SAN FRANCISCO—Turn a quiet corner of the U.S. health care system and bump into a medical niche unknown — and unavailable — to most patients.
While many Americans are traveling to India and Singapore for affordable lifesaving or cosmetic procedures, affluent foreign patients are paying cash upfront for stateside surgery and routine checkups in large medical centers with concierge services that cater to traveling families’ banking, dining and shopping desires.
Call it medical tourism, American style.
Bouncing back from a post-9/11 setback in Middle Eastern patients by reaching out to Europe, Latin America and the Caribbean, this market is competitive and lucrative. Neither the American Hospital Association nor the federal government knows the total number of foreign patients who received care at U.S. international medicine centers last year, or how much revenue U.S. hospitals and local economies reaped for treating them and hosting their families. According to “The Healthcare Business Market Research Handbook,” by Richard K. Miller and Associates, annual revenue to U.S. hospitals for treating foreign patients who return home afterward totals more than $1 billion.
Mayo Clinic. Johns Hopkins. Cleveland Clinic. Texas Medical Center. Together with nine medical facilities in Philadelphia, these domestic drivers of medical tourism alone report welcoming more than 30,000 patients from more than 100 countries last year.
Philadelphia International Medicine (PIM) is the only U.S. medical consortium formed specifically to attract foreign patients to one metropolitan area, according to Leonard Karp, executive vice president and chief operations officer. Among its members are University of Pennsylvania Medical Center, Temple University Hospital and Children’s Hospital of Philadelphia. Founded six years ago, PIM is also building a hospital in Korea at an estimated cost of $860 million.
“Originally, our hope was to generate $200 million a year for the Philadelphia region, with about 6,000 patients generating $60 million in revenue,” Karp says. “Since 9/11, we have restructured to be in a better position to withstand world events. This year, we attracted between 4,000 and 5,000 patients, mostly from the Caribbean, Middle East and Brazil, who generated more than $60 million in economic activity in Philadelphia.”
Like his competitors, who attract at least double the number of overseas patients, Karp is secretive about total revenue and profit figures. Middle Eastern embassies regularly arrange payments for their patients, he says. Other patients pay cash or use insurance from companies with PIM contracts. Foreign patients can pay as much as 100 percent more than domestic patients.

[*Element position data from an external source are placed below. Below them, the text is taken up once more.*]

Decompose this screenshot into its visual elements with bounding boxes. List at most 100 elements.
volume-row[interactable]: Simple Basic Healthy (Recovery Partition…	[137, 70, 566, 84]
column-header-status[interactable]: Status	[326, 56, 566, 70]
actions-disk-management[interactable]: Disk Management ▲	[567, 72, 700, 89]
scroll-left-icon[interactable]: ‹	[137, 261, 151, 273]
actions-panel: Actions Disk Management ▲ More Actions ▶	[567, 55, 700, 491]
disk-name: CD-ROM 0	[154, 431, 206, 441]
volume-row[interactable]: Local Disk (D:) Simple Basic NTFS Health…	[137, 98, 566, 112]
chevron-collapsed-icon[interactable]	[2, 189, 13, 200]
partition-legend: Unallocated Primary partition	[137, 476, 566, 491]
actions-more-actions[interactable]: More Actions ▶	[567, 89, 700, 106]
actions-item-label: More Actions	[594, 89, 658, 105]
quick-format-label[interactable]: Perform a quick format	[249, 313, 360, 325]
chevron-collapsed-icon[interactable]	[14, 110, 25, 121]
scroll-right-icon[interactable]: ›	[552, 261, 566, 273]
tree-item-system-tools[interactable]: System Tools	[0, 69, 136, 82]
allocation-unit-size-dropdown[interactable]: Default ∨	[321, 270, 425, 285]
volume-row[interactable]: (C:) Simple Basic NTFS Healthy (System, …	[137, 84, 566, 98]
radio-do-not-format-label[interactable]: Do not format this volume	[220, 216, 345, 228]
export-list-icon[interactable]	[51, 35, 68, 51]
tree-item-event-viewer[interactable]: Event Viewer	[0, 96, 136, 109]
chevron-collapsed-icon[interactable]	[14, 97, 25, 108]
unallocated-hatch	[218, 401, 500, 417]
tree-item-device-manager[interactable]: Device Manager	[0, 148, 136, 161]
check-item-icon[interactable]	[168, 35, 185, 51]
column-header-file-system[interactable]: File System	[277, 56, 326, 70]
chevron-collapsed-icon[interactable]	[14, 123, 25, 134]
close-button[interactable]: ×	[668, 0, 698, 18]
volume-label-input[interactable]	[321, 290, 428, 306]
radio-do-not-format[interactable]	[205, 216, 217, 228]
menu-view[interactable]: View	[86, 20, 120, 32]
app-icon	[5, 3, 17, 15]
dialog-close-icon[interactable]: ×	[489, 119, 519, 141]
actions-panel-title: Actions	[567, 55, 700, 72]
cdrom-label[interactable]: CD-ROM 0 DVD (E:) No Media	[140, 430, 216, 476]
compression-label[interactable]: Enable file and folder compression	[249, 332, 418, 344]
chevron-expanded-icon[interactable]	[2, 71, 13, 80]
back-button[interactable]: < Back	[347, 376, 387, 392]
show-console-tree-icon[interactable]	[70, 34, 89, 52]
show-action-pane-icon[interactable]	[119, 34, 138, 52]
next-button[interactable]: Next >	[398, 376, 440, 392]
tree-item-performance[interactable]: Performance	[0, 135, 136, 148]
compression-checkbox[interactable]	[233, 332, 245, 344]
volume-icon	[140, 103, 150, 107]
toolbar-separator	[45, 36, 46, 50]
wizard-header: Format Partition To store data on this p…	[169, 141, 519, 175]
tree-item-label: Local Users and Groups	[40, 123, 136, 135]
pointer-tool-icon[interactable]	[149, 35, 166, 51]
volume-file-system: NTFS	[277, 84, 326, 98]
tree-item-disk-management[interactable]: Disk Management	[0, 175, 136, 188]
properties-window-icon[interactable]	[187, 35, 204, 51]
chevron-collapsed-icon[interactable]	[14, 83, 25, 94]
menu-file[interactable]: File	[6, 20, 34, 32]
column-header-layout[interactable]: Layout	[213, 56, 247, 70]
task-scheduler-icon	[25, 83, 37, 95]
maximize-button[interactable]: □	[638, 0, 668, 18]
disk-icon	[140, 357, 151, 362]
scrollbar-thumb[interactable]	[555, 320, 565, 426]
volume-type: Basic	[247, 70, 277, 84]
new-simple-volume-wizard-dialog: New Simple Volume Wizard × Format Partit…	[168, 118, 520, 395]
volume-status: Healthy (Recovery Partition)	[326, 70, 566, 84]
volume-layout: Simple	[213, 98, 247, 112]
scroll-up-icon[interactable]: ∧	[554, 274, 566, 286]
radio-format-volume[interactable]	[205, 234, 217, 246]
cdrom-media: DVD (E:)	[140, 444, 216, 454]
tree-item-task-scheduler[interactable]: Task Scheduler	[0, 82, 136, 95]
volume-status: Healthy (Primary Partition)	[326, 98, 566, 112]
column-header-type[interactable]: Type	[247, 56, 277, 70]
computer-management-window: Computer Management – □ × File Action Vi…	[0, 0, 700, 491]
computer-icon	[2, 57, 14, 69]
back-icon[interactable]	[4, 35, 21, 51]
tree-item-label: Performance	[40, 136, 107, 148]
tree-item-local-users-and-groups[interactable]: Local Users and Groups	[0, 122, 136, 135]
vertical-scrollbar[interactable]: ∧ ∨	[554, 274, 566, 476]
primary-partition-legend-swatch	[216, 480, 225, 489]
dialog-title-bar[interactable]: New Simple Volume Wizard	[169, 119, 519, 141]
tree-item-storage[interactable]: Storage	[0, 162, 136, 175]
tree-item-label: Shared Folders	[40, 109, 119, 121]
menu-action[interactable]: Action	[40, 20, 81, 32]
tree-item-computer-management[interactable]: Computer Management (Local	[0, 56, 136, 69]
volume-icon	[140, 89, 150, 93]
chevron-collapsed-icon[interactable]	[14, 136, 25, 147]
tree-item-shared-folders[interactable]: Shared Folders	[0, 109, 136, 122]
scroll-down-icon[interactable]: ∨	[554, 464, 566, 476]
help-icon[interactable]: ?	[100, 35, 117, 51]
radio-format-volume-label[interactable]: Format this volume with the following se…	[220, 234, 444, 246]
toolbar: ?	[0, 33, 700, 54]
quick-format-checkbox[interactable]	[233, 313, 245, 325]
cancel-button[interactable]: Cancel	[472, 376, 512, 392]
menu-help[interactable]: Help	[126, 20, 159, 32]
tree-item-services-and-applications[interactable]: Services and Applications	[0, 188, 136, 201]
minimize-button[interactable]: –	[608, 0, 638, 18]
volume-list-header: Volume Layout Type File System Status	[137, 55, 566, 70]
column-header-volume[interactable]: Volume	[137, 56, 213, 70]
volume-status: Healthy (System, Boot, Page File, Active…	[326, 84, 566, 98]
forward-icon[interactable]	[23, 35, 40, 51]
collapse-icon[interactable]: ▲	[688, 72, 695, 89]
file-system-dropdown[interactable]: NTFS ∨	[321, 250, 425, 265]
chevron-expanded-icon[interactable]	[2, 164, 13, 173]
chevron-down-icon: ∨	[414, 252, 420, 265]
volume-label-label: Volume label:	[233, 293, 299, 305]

Most health care observers consider marketing these centers a savvy way to make money in a broken health care system. But because doctor-patient communication in every major language is at the core of these programs, their interpretation services are the envy of health professionals serving as many as 20 million U.S. residents who barely speak English. These immigrants would be lucky to find a full-time, trained medical interpreter in a major metropolitan area emergency room.
Patients who speak limited English risk misdiagnosis, medical errors and poor quality of care, according to widespread research on language access in health care. These patients are more likely than others to report being in fair or poor health, defer needed medical care and experience drug complications. Guaranteed by Title VI of the Civil Rights Act as a protection against discrimination based on national origin, medical interpreting is often called health care’s biggest “unfunded mandate.” But failure to afford an interpreter will not prevent a malpractice lawsuit or civil rights investigation when mistakes from lack of communication result in injury or death.
In some cases, immigrants with a limited grasp of English who live and work near international medical centers can benefit from these facilities’ commitment to hiring full-time interpreters. For instance, Johns Hopkins Medicine International reports having 40 full-time and 45 on-call interpreters; Mayo Clinic in Minnesota, 38 fulltime interpreters and 25 on-call employees; Cleveland Clinic, 35 staff interpreters; and Texas Medical Center, 10 full-time interpreters and 25 bilingual staffers.
“When our international patient coordinators have time to assist domestic patients who are limited-English-proficient, they do so,” says Mika Dulay, project analyst for the Johns Hopkins International Call Center in Baltimore, Md. “Domestic patients who speak unusual languages might have to wait 60 or 90 minutes to get an in-person interpreter, and we also use telephonic interpreting.”
In the Philadelphia international consortium, however, “there is a difference between use of medical interpreting for domestic patients who barely speak English and foreign patients,” Karp says. “It’s daunting for U.S. patients who speak English. You can imagine how it is for a person from a foreign country who doesn’t speak English... We wouldn’t want to use a telephonic interpreting service for the foreign patient unfamiliar with our culture and not speaking English. It’s pretty impersonal. But telephonic works well in emergencies in hospitals for domestic patients who may not speak English.”
It’s the nature of the world that “crazy amounts of money buy good health care like trained medical interpreters,” says Heng Foong, program director of PALS for Health, a community-based organization offering free, professional health care interpreting in Los Angeles and Orange County. “Do I think it’s fair to someone who’s living in this country and can’t afford it? No. But this is a hard nut to crack. Very few people are willing to talk about it.”